Cet article fait partie d'une opération spéciale, en collaboration avec Les Shifters, une association de bénévoles qui accompagne le groupe de réflexion The Shift Project, spécialiste de la transition énergétique.


Face au réchauffement climatique, la prochaine ou le prochain président de la République devra prendre des décisions importantes. Son mandat prendra fin en 2027, trois ans avant 2030, date à laquelle la France devra avoir réduit ses émissions de gaz à effet de serre de 40% pour respecter l'accord de Paris sur le climat.

Pour ce faire, il ou elle trouvera sur son bureau la Stratégie nationale bas carbone (SNBC), un document officiel qui décrit, secteur par secteur – transports, bâtiments, agriculture, industrie, etc. – les efforts importants à réaliser. Une feuille de route que les gouvernements successifs peinent à respecter depuis sa mise en place en 2015.

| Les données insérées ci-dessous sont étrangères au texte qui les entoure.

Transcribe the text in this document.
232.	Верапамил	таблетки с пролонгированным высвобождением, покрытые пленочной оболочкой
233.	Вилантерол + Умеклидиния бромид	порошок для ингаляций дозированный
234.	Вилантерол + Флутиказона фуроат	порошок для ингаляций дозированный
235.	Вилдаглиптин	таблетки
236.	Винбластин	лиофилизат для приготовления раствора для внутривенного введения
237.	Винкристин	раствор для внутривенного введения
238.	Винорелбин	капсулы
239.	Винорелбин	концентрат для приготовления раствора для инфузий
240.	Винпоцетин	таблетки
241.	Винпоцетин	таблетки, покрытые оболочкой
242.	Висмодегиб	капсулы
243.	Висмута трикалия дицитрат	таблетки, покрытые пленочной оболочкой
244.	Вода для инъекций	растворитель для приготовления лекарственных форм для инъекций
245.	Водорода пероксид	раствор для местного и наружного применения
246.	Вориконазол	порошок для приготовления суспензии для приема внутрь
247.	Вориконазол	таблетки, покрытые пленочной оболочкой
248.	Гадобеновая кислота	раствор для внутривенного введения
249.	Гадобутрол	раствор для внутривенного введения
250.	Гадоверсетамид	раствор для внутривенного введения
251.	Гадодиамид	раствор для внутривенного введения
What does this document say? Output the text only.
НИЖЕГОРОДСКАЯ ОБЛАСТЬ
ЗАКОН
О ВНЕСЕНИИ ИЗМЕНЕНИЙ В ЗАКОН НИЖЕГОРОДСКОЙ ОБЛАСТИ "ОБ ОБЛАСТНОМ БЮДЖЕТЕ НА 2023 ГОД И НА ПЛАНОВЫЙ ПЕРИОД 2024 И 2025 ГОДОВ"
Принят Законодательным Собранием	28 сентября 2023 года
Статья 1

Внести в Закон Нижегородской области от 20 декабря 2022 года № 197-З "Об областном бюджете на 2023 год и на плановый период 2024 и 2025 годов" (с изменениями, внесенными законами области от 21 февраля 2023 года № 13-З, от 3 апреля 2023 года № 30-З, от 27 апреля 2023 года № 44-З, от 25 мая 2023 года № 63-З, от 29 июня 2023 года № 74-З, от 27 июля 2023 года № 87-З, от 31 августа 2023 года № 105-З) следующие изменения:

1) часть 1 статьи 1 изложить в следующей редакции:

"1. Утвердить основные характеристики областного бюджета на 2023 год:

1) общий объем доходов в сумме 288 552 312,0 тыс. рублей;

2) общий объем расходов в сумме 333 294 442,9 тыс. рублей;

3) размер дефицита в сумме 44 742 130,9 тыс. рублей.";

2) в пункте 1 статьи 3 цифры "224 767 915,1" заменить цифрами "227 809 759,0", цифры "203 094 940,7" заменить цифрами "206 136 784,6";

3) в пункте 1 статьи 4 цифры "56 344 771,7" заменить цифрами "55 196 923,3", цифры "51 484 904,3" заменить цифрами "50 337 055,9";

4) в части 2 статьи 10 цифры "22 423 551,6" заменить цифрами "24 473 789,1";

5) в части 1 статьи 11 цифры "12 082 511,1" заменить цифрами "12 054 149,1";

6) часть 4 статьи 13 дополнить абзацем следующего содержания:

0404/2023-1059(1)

Les programmes des candidats sont-ils compatibles avec ces objectifs ? C'est la question à laquelle a voulu répondre franceinfo, à quelques jours du premier tour de l'élection présidentielle 2022. Cet article présente un résumé de l'analyse faite par Les Shifters du programme du candidat communiste Fabien Roussel. Vous pouvez retrouver leur évaluation complète sur leur site.

Son programme respecte-t-il l'accord de Paris ?

- (FRANCEINFO)

Pour Les Shifters, le programme de Fabien Roussel est "contrasté". D'un côté, une "volonté forte pour la décarbonation et un plan d'ampleur au niveau européen" respectant les grandes lignes de la SNBC. Le candidat communiste veut ainsi mobiliser un fonds de 140 milliards d'euros par an pour une politique "conforme aux recommandations du Giec" (même si le Groupe d'experts intergouvernemental sur l'évolution du climat ne formule pas de recommandation mais fournit des analyses et des rapports), investir dans les transports du quotidien et rénover les logements.

De l'autre, Fabien Roussel n'évoque pas la sortie des énergies fossiles pour les transports, pourtant le secteur le plus émetteur de gaz à effet de serre en France. En matière d'énergie renouvelable, il insiste davantage sur le développement de l'énergie hydraulique, malgré "son potentiel de croissance très limité en France", que sur l'éolien ou le solaire. Rien dans son programme n'est prévu pour lutter contre l'artificialisation des sols. Enfin, certaines mesures, comme la baisse des taxes sur les prix de l'énergie, "peuvent engendrer une augmentation des émissions" et éloigner la France de ses objectifs climatiques.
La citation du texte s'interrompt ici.